Home > Workload Solutions > High Performance Computing > White Papers > Enhance Availability of Storage Services with an NFS Storage System > IPoIB random writes and reads N-N
To evaluate performance for HPC applications where multiple nodes access files concurrently with random IO patterns, IOzone version 3.492 is used in the random mode. Tests are conducted on thread counts starting from 1 up to 64 incremented by powers of two.
Record size is selected as 4KB to have transfers matching the operating system page size, which is normally an optimal small transfer size for the operating system. Each client first read and then wrote randomly 4GiB of data to a pre created file, to simulate concurrent small random data accesses using different moderately big files. The following figure shows the comparison of random write and read I/O performance of the Validated Design for NFS Storage and the previous version called NSS7.4-HA.
From the figure, it is observed that the Validated Design for HPC NFS Storage has similar random write performance as the previous version of the solution for most data points, reaching a maximum of 7281 IOps at 32 threads on the new solution. The thread counts of 1 and 2, the new NFS Storage had a performance 69.5% and 49% higher compared to NSS7.4-HA. Those performance gains, in areas where the PowerVault ME4084 controllers have not reached their limits, especially with 1 or 2 threads, are due to faster server components, including 3200 MT/s memory, CPUs with more LLC, HDR higher messaging rates, and other OS improvements. After that point, performance is nearly the same for both solutions once they reach the max sustained performance, since operations must be written to disk before completion (since NFSv4 uses sync mounts by default), the PowerVault ME4084 controllers impose the limit observed.
The random read performance on the other hand, has a large variation among the results for the two solutions — mostly exhibiting lower IOps on the new system, except for the case of 2 threads, where there was an improvement of 73.7%. This solution seems to have one read plateau at low thread counts, and then increases from 8 to higher thread counts, reaching the peak performance of 11,405 IOps at 64 threads. In the previous release NSS7.4-HA, a peak performance of 16,607 IOps was also reached at 64 threads, which is 31.3%% higher than the current solution.
That can be partially due to server-side caching after file creation, that takes considerable effort to reduce or eliminate, and overdoing it can easily prevent any OS optimizations, precluding getting a reliable sustained performance.
One way to avoid that problem is using large enough total data as twice the amount of RAM in the server (or 512 GiB), but since IOps provided by HDDs are relatively low, executing such benchmarking can take weeks. Even more, since IOzone does not return any values until completion of the write or read stages, the test cannot be interrupted or fail without the need to restart that test that failed without any partial results. That kind of time investment is not always a feasible option.
Since random writes require ME4 controllers to calculate two parity sets per volume, random read performance is expected to be higher than write performance, but only to a degree since there is a limit on the random IOps spinning media can provide. Also affecting performance, read-ahead is an optimization normally done by the OS Block IO layer that can help read performance proportionally to the number of cache hits. However, cache hits should decrease as the total data size increases (reducing the probability of random blocks needed being already in memory), creating superfluous cache allocations and wasting time and resources reading data that most likely will not be used.

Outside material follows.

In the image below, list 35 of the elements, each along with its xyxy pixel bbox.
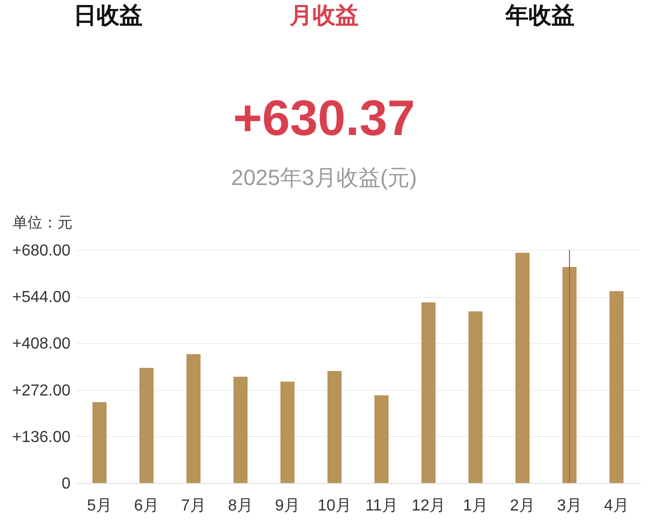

Based on preliminary causality work with Iozone and FIO (not included in this report), results with exceptionally large 4KiB IOPS on random read results are partially due to server reading data from cache, avoiding read disk operations. However, completely preventing any server caching (e.g., using a process that grabs most of the server memory and keeps it pinned during the test) results in extremely low performance, since the OS is not able to optimize anything on all the different OS layers, and several OS components may even stop working (e.g., if the OS Out of Memory Killer -OOMK is activated, terminating several HA daemons and other essential processes). In addition, the ME4 controllers require high IO pressure (queued requests) to reach maximum raw random read performance. As it was established by using FIO on raw devices (to eliminate the effect of a file system), with direct IO access to LUNs (to eliminate buffers) and setting read ahead to zero (to only transfer the 4KiB blocks requested and no additional data). IOzone does not seem to be the ideal benchmark for getting the max sustained read performance of 4KiB random IO loads. FIO can be a suitable candidate since it has more control over several aspects of the IO loads, and over execution time (e.g. stopping once sustained performance is reached, rate of change gets smaller than some threshold), but a deeper investigation is required.